La gestione del dato protetto sta diventando una vera leva competitiva per gli studi professionali, contribuendo a costruire una solida reputazione digitale. Oggi, infatti, la qualità degli strumenti con cui si gestiscono documenti e informazioni incide direttamente sulla fiducia e sulla percezione del servizio da parte dei clienti.
La dematerializzazione non è più solo una questione tecnica
Il rapporto tra professionista e impresa passa sempre più dalla qualità degli strumenti digitali con cui si scambiano informazioni e documenti.
Questo aspetto emerge con particolare evidenza nei periodi più intensi dell’anno, come il mese di giugno, quando lo studio gestisce un elevato volume di dichiarazioni, modelli F24, bilanci e altri adempimenti, e la gestione dei documenti diventa parte integrante dell’esperienza che il cliente vive con il proprio consulente.
Una firma raccolta in pochi minuti o un’area riservata ordinata trasmettono un messaggio preciso: lo studio è organizzato, affidabile e ha il controllo dei propri processi. Al contrario, richieste ripetute di documentazione, file dispersi tra e-mail e piattaforme diverse finiscono inevitabilmente per riflettersi sulla percezione della qualità del servizio.
La sicurezza, oggi, non si comunica con uno slogan, ma si dimostra attraverso il modo in cui il cliente utilizza ogni giorno gli strumenti messi a sua disposizione.

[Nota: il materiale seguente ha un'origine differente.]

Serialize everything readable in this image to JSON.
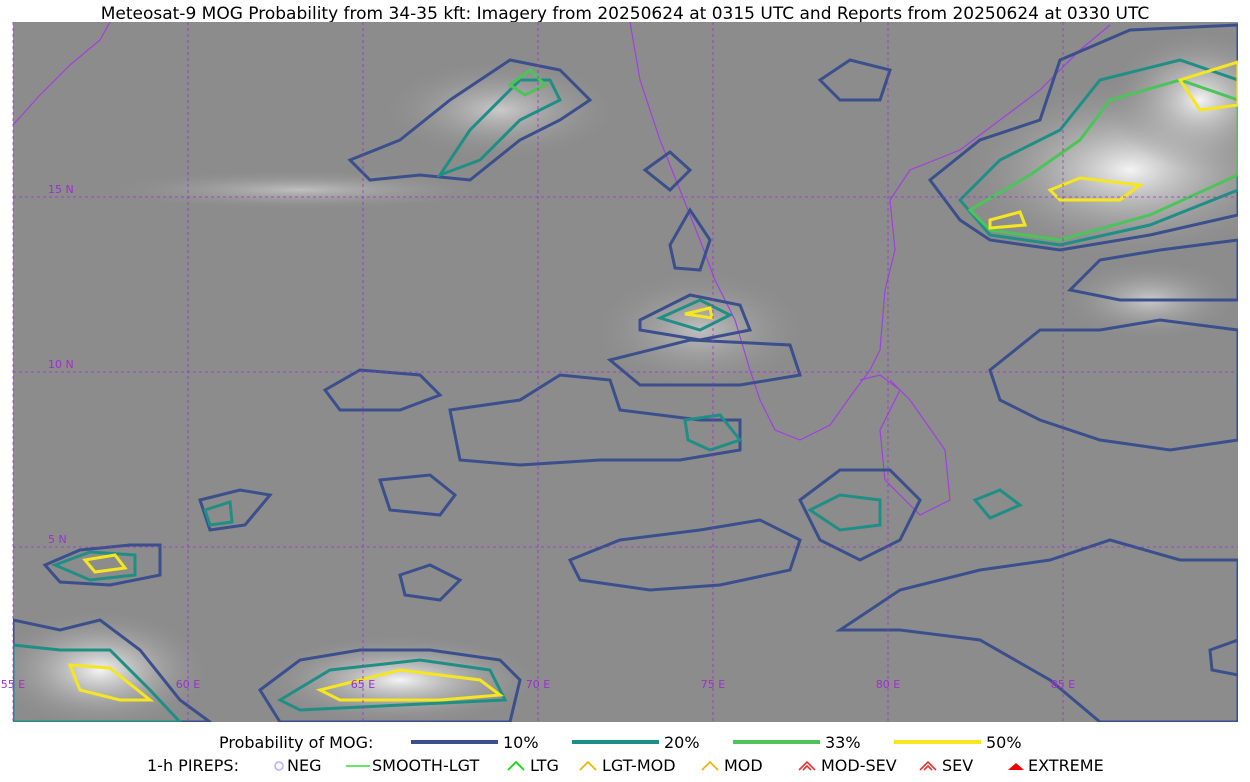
{
  "title": "Meteosat-9 MOG Probability from 34-35 kft: Imagery from 20250624 at 0315 UTC and Reports from 20250624 at 0330 UTC",
  "longitude_labels": [
    "55 E",
    "60 E",
    "65 E",
    "70 E",
    "75 E",
    "80 E",
    "85 E"
  ],
  "latitude_labels": [
    "15 N",
    "10 N",
    "5 N"
  ],
  "legend": {
    "probability_title": "Probability of MOG:",
    "probability_levels": [
      "10%",
      "20%",
      "33%",
      "50%"
    ],
    "pireps_title": "1-h PIREPS:",
    "pireps": [
      "NEG",
      "SMOOTH-LGT",
      "LTG",
      "LGT-MOD",
      "MOD",
      "MOD-SEV",
      "SEV",
      "EXTREME"
    ]
  }
}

Dalla compliance a un’esperienza di servizio
Per molti studi il GDPR continua a essere percepito come un insieme di adempimenti da rispettare. In realtà, se affrontata con un approccio diverso, la gestione del dato può trasformarsi in un elemento distintivo della relazione con il cliente, con la finalità, da parte del professionista, di costruire un’esperienza che renda evidente l’attenzione con cui vengono trattate informazioni e documenti del cliente stesso.
- Un’interfaccia semplice riduce la complessità.
Quando il cliente accede alla propria area riservata e trova immediatamente una dichiarazione o un bilancio, percepisce ordine e metodo, e la qualità dell’organizzazione interna diventa visibile senza bisogno di essere raccontata. - La firma digitale rende il processo più fluido.
Integrare un software di firma digitale nei flussi dello studio significa eliminare passaggi inutili, ridurre i tempi di gestione e consentire al cliente di sottoscrivere documenti ovunque si trovi. È un cambiamento operativo, ma anche culturale: la tecnologia smette di essere un ostacolo e diventa parte naturale della consulenza. - Anche educare il cliente è un servizio.
Chiedere di non inviare documenti riservati tramite e-mail ordinarie o applicazioni di messaggistica può sembrare, inizialmente, una complicazione. Nella maggior parte dei casi, però, viene interpretato come un segnale di attenzione verso la tutela dei dati e della sicurezza aziendale. La fermezza, quando è motivata e spiegata, contribuisce a rafforzare la fiducia.
La reputazione digitale crea valore
Una gestione efficace dei dati non migliora soltanto l’efficienza dello studio ma cambia decisamente il modo in cui il professionista viene percepito.
Ridurre il tempo dedicato ad attività ripetitive significa poter investire più energie nella consulenza, nell’analisi e nella relazione con il cliente ed è qui che la digitalizzazione produce il suo effetto più importante: non sostituisce il professionista, ma gli restituisce tempo da dedicare alle attività a maggior valore aggiunto.
Anche dal punto di vista del marketing dei servizi le ricadute sono evidenti. Un’esperienza digitale semplice, ordinata e coerente con gli standard a cui gli imprenditori sono ormai abituati consolida la percezione di qualità dello studio e rafforza il valore della consulenza.
Parallelamente, tende ad attrarre una clientela che considera la sicurezza informatica, la digitalizzazione dei processi e la protezione dei dati requisiti imprescindibili, non elementi accessori.
In questo scenario la tutela del dato smette di essere soltanto un obbligo normativo e diventa una componente della reputazione professionale e, sempre più spesso, un fattore competitivo capace di distinguere uno studio dagli altri.